Thank you, dear brothers in Christ, for your witness to the power of repentance and forgiveness of sins. Simon Peter, you knew the shame of failing and falling, of denying your friend and Lord, and you knew the joy of God’s forgiveness. I wish you had remembered that during your speech in Solomon’s Portico. Thank you, brother Luke, for the call to proclaim the good news not only to people like us, but to all nations, and for reminding us that the Holy Spirit speaks in every language known to humankind, as we’ll hear again on Pentecost in a few weeks. And thank you especially for including us in Jesus’ commission to the disciples to be witnesses of these things. It is because of you that we can claim that mission – we too are witnesses of these things, in our own time and place.

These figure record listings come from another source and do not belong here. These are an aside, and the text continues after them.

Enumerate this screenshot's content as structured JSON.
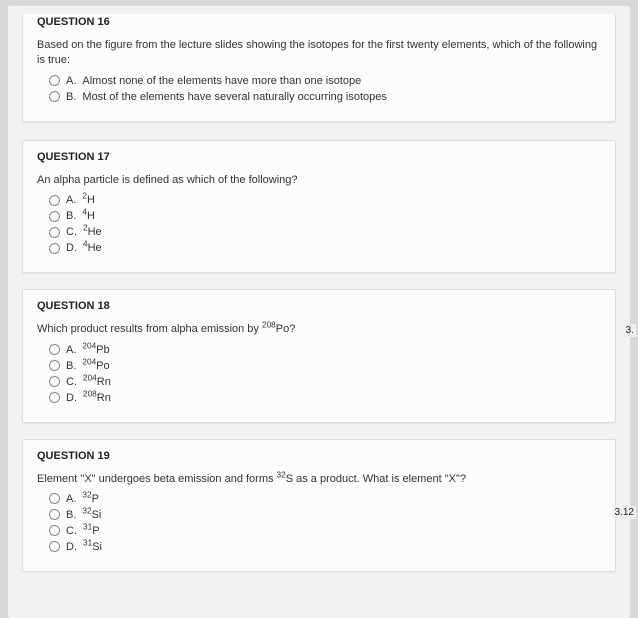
{
  "q16": {
    "title": "QUESTION 16",
    "stem": "Based on the figure from the lecture slides showing the isotopes for the first twenty elements, which of the following is true:",
    "opts": [
      {
        "letter": "A.",
        "text": "Almost none of the elements have more than one isotope"
      },
      {
        "letter": "B.",
        "text": "Most of the elements have several naturally occurring isotopes"
      }
    ]
  },
  "q17": {
    "title": "QUESTION 17",
    "stem": "An alpha particle is defined as which of the following?",
    "opts": [
      {
        "letter": "A.",
        "pre": "2",
        "el": "H"
      },
      {
        "letter": "B.",
        "pre": "4",
        "el": "H"
      },
      {
        "letter": "C.",
        "pre": "2",
        "el": "He"
      },
      {
        "letter": "D.",
        "pre": "4",
        "el": "He"
      }
    ]
  },
  "q18": {
    "title": "QUESTION 18",
    "stem_a": "Which product results from alpha emission by ",
    "stem_sup": "208",
    "stem_b": "Po?",
    "opts": [
      {
        "letter": "A.",
        "pre": "204",
        "el": "Pb"
      },
      {
        "letter": "B.",
        "pre": "204",
        "el": "Po"
      },
      {
        "letter": "C.",
        "pre": "204",
        "el": "Rn"
      },
      {
        "letter": "D.",
        "pre": "208",
        "el": "Rn"
      }
    ]
  },
  "q19": {
    "title": "QUESTION 19",
    "stem_a": "Element \"X\" undergoes beta emission and forms ",
    "stem_sup": "32",
    "stem_b": "S as a product. What is element \"X\"?",
    "opts": [
      {
        "letter": "A.",
        "pre": "32",
        "el": "P"
      },
      {
        "letter": "B.",
        "pre": "32",
        "el": "Si"
      },
      {
        "letter": "C.",
        "pre": "31",
        "el": "P"
      },
      {
        "letter": "D.",
        "pre": "31",
        "el": "Si"
      }
    ]
  },
  "side": {
    "a": "3.",
    "b": "3.12"
  },
  "colors": {
    "page_bg": "#f2f2f2",
    "card_bg": "#fcfcfc",
    "text": "#333333"
  }
}
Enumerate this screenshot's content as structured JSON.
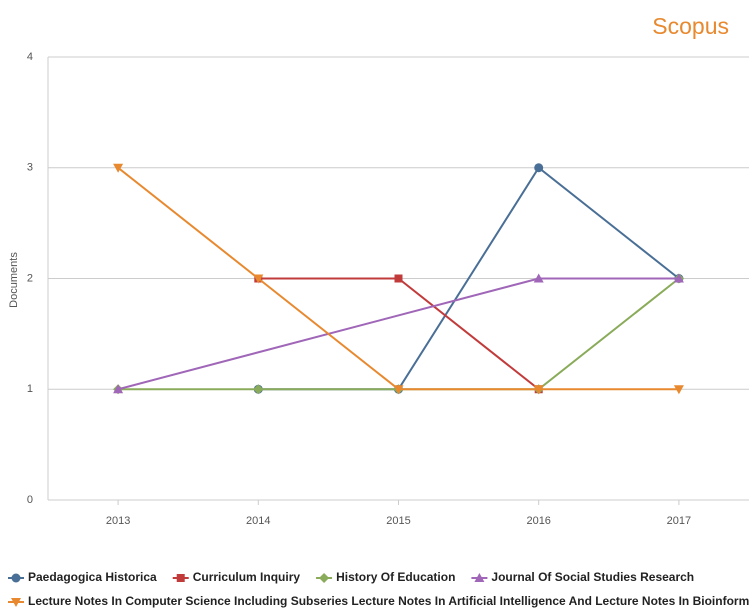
{
  "brand": "Scopus",
  "chart_data": {
    "type": "line",
    "ylabel": "Documents",
    "xlim": [
      2012.5,
      2017.5
    ],
    "xticks": [
      2013,
      2014,
      2015,
      2016,
      2017
    ],
    "ylim": [
      0,
      4
    ],
    "yticks": [
      0,
      1,
      2,
      3,
      4
    ],
    "grid": true,
    "legend": "bottom",
    "series": [
      {
        "name": "Paedagogica Historica",
        "color": "#4a6f96",
        "marker": "circle",
        "x": [
          2014,
          2015,
          2016,
          2017
        ],
        "values": [
          1,
          1,
          3,
          2
        ]
      },
      {
        "name": "Curriculum Inquiry",
        "color": "#c23b3b",
        "marker": "square",
        "x": [
          2014,
          2015,
          2016
        ],
        "values": [
          2,
          2,
          1
        ]
      },
      {
        "name": "History Of Education",
        "color": "#8aab5a",
        "marker": "diamond",
        "x": [
          2013,
          2014,
          2015,
          2016,
          2017
        ],
        "values": [
          1,
          1,
          1,
          1,
          2
        ]
      },
      {
        "name": "Journal Of Social Studies Research",
        "color": "#a066b8",
        "marker": "triangle-up",
        "x": [
          2013,
          2016,
          2017
        ],
        "values": [
          1,
          2,
          2
        ]
      },
      {
        "name": "Lecture Notes In Computer Science Including Subseries Lecture Notes In Artificial Intelligence And Lecture Notes In Bioinformatics",
        "color": "#e8892f",
        "marker": "triangle-down",
        "x": [
          2013,
          2014,
          2015,
          2016,
          2017
        ],
        "values": [
          3,
          2,
          1,
          1,
          1
        ]
      }
    ]
  }
}
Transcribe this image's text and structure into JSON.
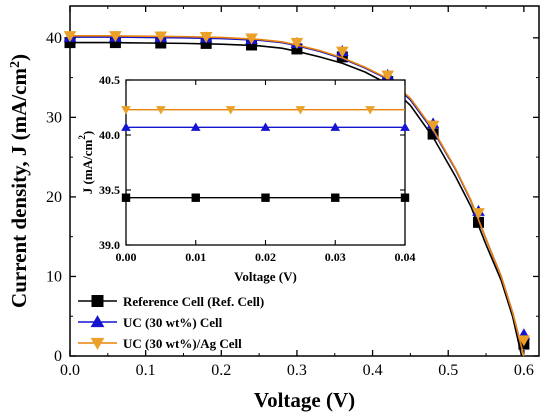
{
  "chart_data": [
    {
      "type": "line",
      "xlabel": "Voltage (V)",
      "ylabel": "Current density, J (mA/cm²)",
      "ylabel_parts": {
        "main": "Current density, J (mA/cm",
        "sup": "2",
        "tail": ")"
      },
      "xlim": [
        0.0,
        0.62
      ],
      "ylim": [
        0,
        44
      ],
      "xticks": [
        "0.0",
        "0.1",
        "0.2",
        "0.3",
        "0.4",
        "0.5",
        "0.6"
      ],
      "xtick_values": [
        0.0,
        0.1,
        0.2,
        0.3,
        0.4,
        0.5,
        0.6
      ],
      "yticks": [
        "0",
        "10",
        "20",
        "30",
        "40"
      ],
      "ytick_values": [
        0,
        10,
        20,
        30,
        40
      ],
      "legend_position": "bottom-left",
      "series": [
        {
          "name": "Reference Cell (Ref. Cell)",
          "marker": "square",
          "color": "#000000",
          "marker_color": "#000000",
          "line": [
            [
              0.0,
              39.4
            ],
            [
              0.05,
              39.4
            ],
            [
              0.1,
              39.35
            ],
            [
              0.15,
              39.3
            ],
            [
              0.2,
              39.2
            ],
            [
              0.25,
              39.0
            ],
            [
              0.28,
              38.7
            ],
            [
              0.3,
              38.3
            ],
            [
              0.33,
              37.6
            ],
            [
              0.36,
              36.8
            ],
            [
              0.39,
              35.7
            ],
            [
              0.42,
              34.2
            ],
            [
              0.45,
              31.5
            ],
            [
              0.48,
              27.5
            ],
            [
              0.51,
              22.5
            ],
            [
              0.53,
              18.8
            ],
            [
              0.55,
              14.0
            ],
            [
              0.57,
              9.5
            ],
            [
              0.585,
              5.0
            ],
            [
              0.597,
              0.0
            ]
          ],
          "points": [
            [
              0.0,
              39.4
            ],
            [
              0.06,
              39.4
            ],
            [
              0.12,
              39.35
            ],
            [
              0.18,
              39.3
            ],
            [
              0.24,
              39.1
            ],
            [
              0.3,
              38.6
            ],
            [
              0.36,
              37.6
            ],
            [
              0.42,
              34.5
            ],
            [
              0.48,
              27.9
            ],
            [
              0.54,
              16.8
            ],
            [
              0.6,
              1.5
            ]
          ]
        },
        {
          "name": "UC (30 wt%) Cell",
          "marker": "triangle-up",
          "color": "#1414d2",
          "marker_color": "#1414d2",
          "line": [
            [
              0.0,
              40.1
            ],
            [
              0.05,
              40.1
            ],
            [
              0.1,
              40.05
            ],
            [
              0.15,
              40.0
            ],
            [
              0.2,
              39.9
            ],
            [
              0.25,
              39.7
            ],
            [
              0.28,
              39.4
            ],
            [
              0.3,
              39.0
            ],
            [
              0.33,
              38.3
            ],
            [
              0.36,
              37.4
            ],
            [
              0.39,
              36.2
            ],
            [
              0.42,
              34.8
            ],
            [
              0.45,
              32.2
            ],
            [
              0.48,
              28.3
            ],
            [
              0.51,
              23.4
            ],
            [
              0.53,
              19.5
            ],
            [
              0.55,
              14.7
            ],
            [
              0.57,
              10.0
            ],
            [
              0.585,
              5.5
            ],
            [
              0.6,
              0.0
            ]
          ],
          "points": [
            [
              0.0,
              40.1
            ],
            [
              0.06,
              40.1
            ],
            [
              0.12,
              40.05
            ],
            [
              0.18,
              40.0
            ],
            [
              0.24,
              39.8
            ],
            [
              0.3,
              39.3
            ],
            [
              0.36,
              38.3
            ],
            [
              0.42,
              35.3
            ],
            [
              0.48,
              29.2
            ],
            [
              0.54,
              18.2
            ],
            [
              0.6,
              2.7
            ]
          ]
        },
        {
          "name": "UC (30 wt%)/Ag Cell",
          "marker": "triangle-down",
          "color": "#e8820a",
          "marker_color": "#eba128",
          "line": [
            [
              0.0,
              40.25
            ],
            [
              0.05,
              40.25
            ],
            [
              0.1,
              40.2
            ],
            [
              0.15,
              40.15
            ],
            [
              0.2,
              40.05
            ],
            [
              0.25,
              39.8
            ],
            [
              0.28,
              39.5
            ],
            [
              0.3,
              39.1
            ],
            [
              0.33,
              38.4
            ],
            [
              0.36,
              37.5
            ],
            [
              0.39,
              36.3
            ],
            [
              0.42,
              34.9
            ],
            [
              0.45,
              32.4
            ],
            [
              0.48,
              28.5
            ],
            [
              0.51,
              23.5
            ],
            [
              0.53,
              19.6
            ],
            [
              0.55,
              14.7
            ],
            [
              0.57,
              10.0
            ],
            [
              0.585,
              5.5
            ],
            [
              0.6,
              0.0
            ]
          ],
          "points": [
            [
              0.0,
              40.25
            ],
            [
              0.06,
              40.25
            ],
            [
              0.12,
              40.2
            ],
            [
              0.18,
              40.15
            ],
            [
              0.24,
              39.95
            ],
            [
              0.3,
              39.4
            ],
            [
              0.36,
              38.3
            ],
            [
              0.42,
              35.3
            ],
            [
              0.48,
              29.0
            ],
            [
              0.54,
              18.0
            ],
            [
              0.6,
              2.0
            ]
          ]
        }
      ]
    },
    {
      "type": "line",
      "role": "inset",
      "xlabel": "Voltage (V)",
      "ylabel": "J (mA/cm²)",
      "ylabel_parts": {
        "main": "J (mA/cm",
        "sup": "2",
        "tail": ")"
      },
      "xlim": [
        0.0,
        0.04
      ],
      "ylim": [
        39.0,
        40.5
      ],
      "xticks": [
        "0.00",
        "0.01",
        "0.02",
        "0.03",
        "0.04"
      ],
      "xtick_values": [
        0.0,
        0.01,
        0.02,
        0.03,
        0.04
      ],
      "yticks": [
        "39.0",
        "39.5",
        "40.0",
        "40.5"
      ],
      "ytick_values": [
        39.0,
        39.5,
        40.0,
        40.5
      ],
      "series": [
        {
          "ref": "Reference Cell (Ref. Cell)",
          "marker": "square",
          "color": "#000000",
          "marker_color": "#000000",
          "line": [
            [
              0.0,
              39.43
            ],
            [
              0.04,
              39.43
            ]
          ],
          "points": [
            [
              0.0,
              39.43
            ],
            [
              0.01,
              39.43
            ],
            [
              0.02,
              39.43
            ],
            [
              0.03,
              39.43
            ],
            [
              0.04,
              39.43
            ]
          ]
        },
        {
          "ref": "UC (30 wt%) Cell",
          "marker": "triangle-up",
          "color": "#1414d2",
          "marker_color": "#1414d2",
          "line": [
            [
              0.0,
              40.07
            ],
            [
              0.04,
              40.07
            ]
          ],
          "points": [
            [
              0.0,
              40.07
            ],
            [
              0.01,
              40.07
            ],
            [
              0.02,
              40.07
            ],
            [
              0.03,
              40.07
            ],
            [
              0.04,
              40.07
            ]
          ]
        },
        {
          "ref": "UC (30 wt%)/Ag Cell",
          "marker": "triangle-down",
          "color": "#e8820a",
          "marker_color": "#eba128",
          "line": [
            [
              0.0,
              40.23
            ],
            [
              0.04,
              40.23
            ]
          ],
          "points": [
            [
              0.0,
              40.23
            ],
            [
              0.005,
              40.23
            ],
            [
              0.015,
              40.23
            ],
            [
              0.025,
              40.23
            ],
            [
              0.035,
              40.23
            ]
          ]
        }
      ]
    }
  ]
}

Dearest Simon Peter, dearest Luke, I imagine that now you see things more clearly, not in that dim mirror available to you during your lifetime. I imagine that perhaps you see God face to face and now understand the damage your scapegoating has set in motion. I imagine that this too has been repented of and forgiven, but of course not forgotten, for we still have work to do that will not let us forget.
So I ask you now to be with us as we live in the resurrection, as we will pray shortly. We know that even the saints are not perfect, and that their – your – our – stumblings will help us learn and grow. So, dear Peter and Luke, join us on our journey – we depend on you. It is your witness that makes our witness possible. Finally, dear Peter and Luke, please pray with us this morning, as we chart our course out of death into life:
Gracious God, Source of all that was and is and shall be: we thank you for Jesus, who was flesh and bone and also the Author of Life. We thank you for the power of his resurrection over all that is death-dealing in this world. Cleanse us of our resentment, our desire to blame, and kindle in us the fire of love that is ours in the resurrection. We ask all this through Jesus Christ, in the power of the Holy Spirit, of whom we are your witnesses in the world. Amen.